I had no problem with any dramatic licence B&B took with the events...I thought that the 3 battle sequences -- Battle of Britain, PH and Tokyo raid, were all spectacular to watch. They could have been even better if Bay could hold a cut for more than about 5 seconds.
But the "story" and the dialoge was absolulty awful -- it was chalked full of cliches and bad lines. The way Alec Baldwin was delivering his horrid lines, I was waiting for him to turn to Ben Affleck and say, "isn't that right....Canteen Boy..."
I'm not even going to get into Ben Afflecks' 90s-style highlighted hair. What the heck was that?

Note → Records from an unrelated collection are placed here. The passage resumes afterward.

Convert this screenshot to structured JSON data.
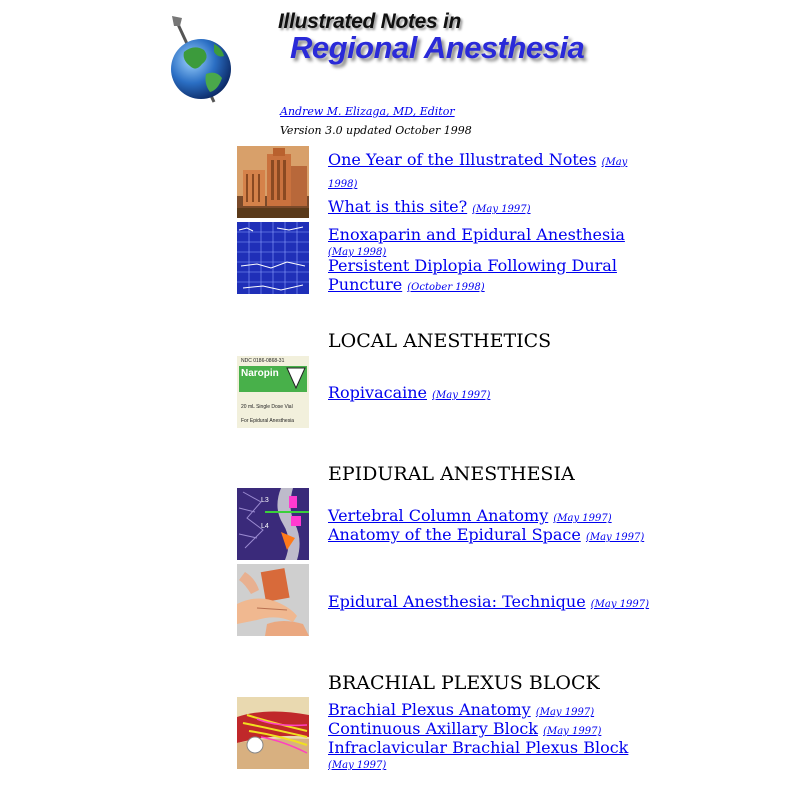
{
  "header": {
    "title_line1": "Illustrated Notes in",
    "title_line2": "Regional Anesthesia",
    "editor_link": "Andrew M. Elizaga, MD, Editor",
    "version": "Version 3.0 updated October 1998"
  },
  "intro_links": [
    {
      "title": "One Year of the Illustrated Notes",
      "date": "(May 1998)"
    },
    {
      "title": "What is this site?",
      "date": "(May 1997)"
    },
    {
      "title": "Enoxaparin and Epidural Anesthesia",
      "date": "(May 1998)"
    },
    {
      "title": "Persistent Diplopia Following Dural Puncture",
      "date": "(October 1998)"
    }
  ],
  "sections": [
    {
      "heading": "LOCAL ANESTHETICS",
      "links": [
        {
          "title": "Ropivacaine",
          "date": "(May 1997)"
        }
      ]
    },
    {
      "heading": "EPIDURAL ANESTHESIA",
      "links": [
        {
          "title": "Vertebral Column Anatomy",
          "date": "(May 1997)"
        },
        {
          "title": "Anatomy of the Epidural Space",
          "date": "(May 1997)"
        },
        {
          "title": "Epidural Anesthesia: Technique",
          "date": "(May 1997)"
        }
      ]
    },
    {
      "heading": "BRACHIAL PLEXUS BLOCK",
      "links": [
        {
          "title": "Brachial Plexus Anatomy",
          "date": "(May 1997)"
        },
        {
          "title": "Continuous Axillary Block",
          "date": "(May 1997)"
        },
        {
          "title": "Infraclavicular Brachial Plexus Block",
          "date": "(May 1997)"
        }
      ]
    }
  ],
  "images": {
    "globe": "globe-with-pin-logo",
    "building": "hospital-building-photo",
    "chart": "blue-graph-paper-image",
    "naropin": "naropin-vial-label",
    "naropin_brand": "Naropin",
    "naropin_lines": [
      "NDC 0186-0868-31",
      "20 mL Single Dose Vial",
      "For Epidural Anesthesia"
    ],
    "spine": "lumbar-spine-illustration",
    "hands": "epidural-technique-hands",
    "plexus": "brachial-plexus-illustration"
  }
}
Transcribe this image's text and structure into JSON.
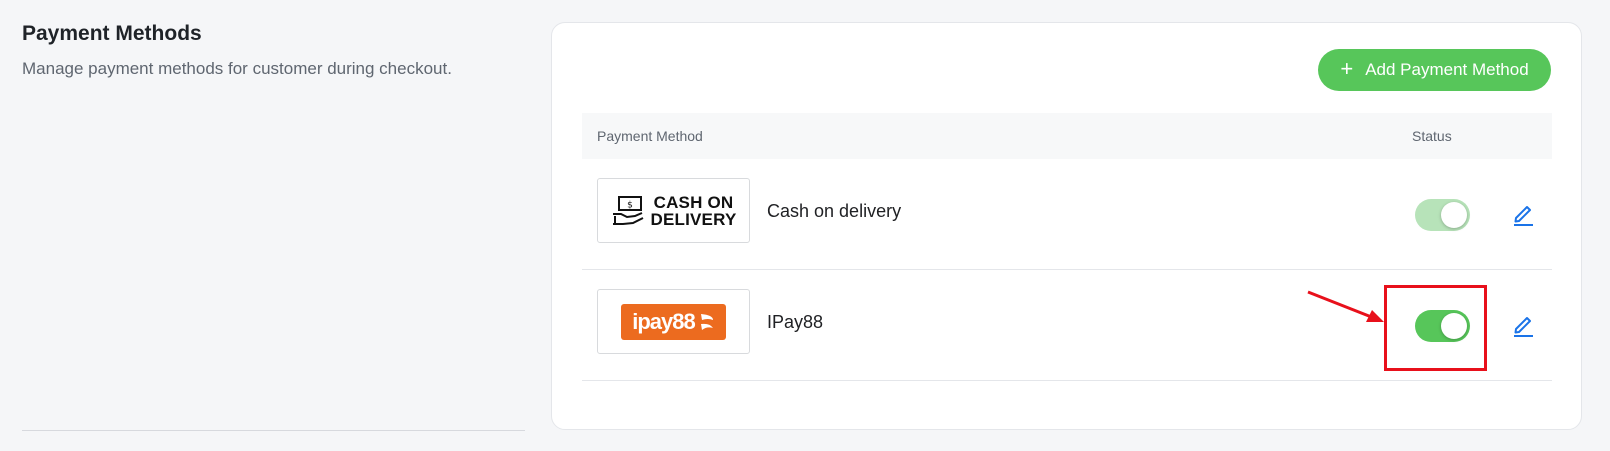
{
  "section": {
    "title": "Payment Methods",
    "description": "Manage payment methods for customer during checkout."
  },
  "card": {
    "add_button_label": "Add Payment Method",
    "columns": {
      "method": "Payment Method",
      "status": "Status"
    },
    "rows": [
      {
        "name": "Cash on delivery",
        "logo_text_line1": "CASH ON",
        "logo_text_line2": "DELIVERY",
        "enabled": true,
        "toggle_color": "#b7e3b9"
      },
      {
        "name": "IPay88",
        "logo_text": "ipay88",
        "enabled": true,
        "toggle_color": "#57c65a"
      }
    ]
  },
  "colors": {
    "accent": "#57c65a",
    "link": "#1a73e8",
    "annotation": "#e8101b",
    "ipay_brand": "#ec6b1f"
  }
}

I remember going into Titanic expecting not to like it because of the romance aspect, but I was plesantly surprised and really enjoying it. Now, there's no way that thing was Best Picture, but I enjoyed the film, none the less. Bottom line is that it had a soild, beliveable script that was delivered by the actors.
I went into PH not expecting much and couldn't belive that it was much worse than I even imagined.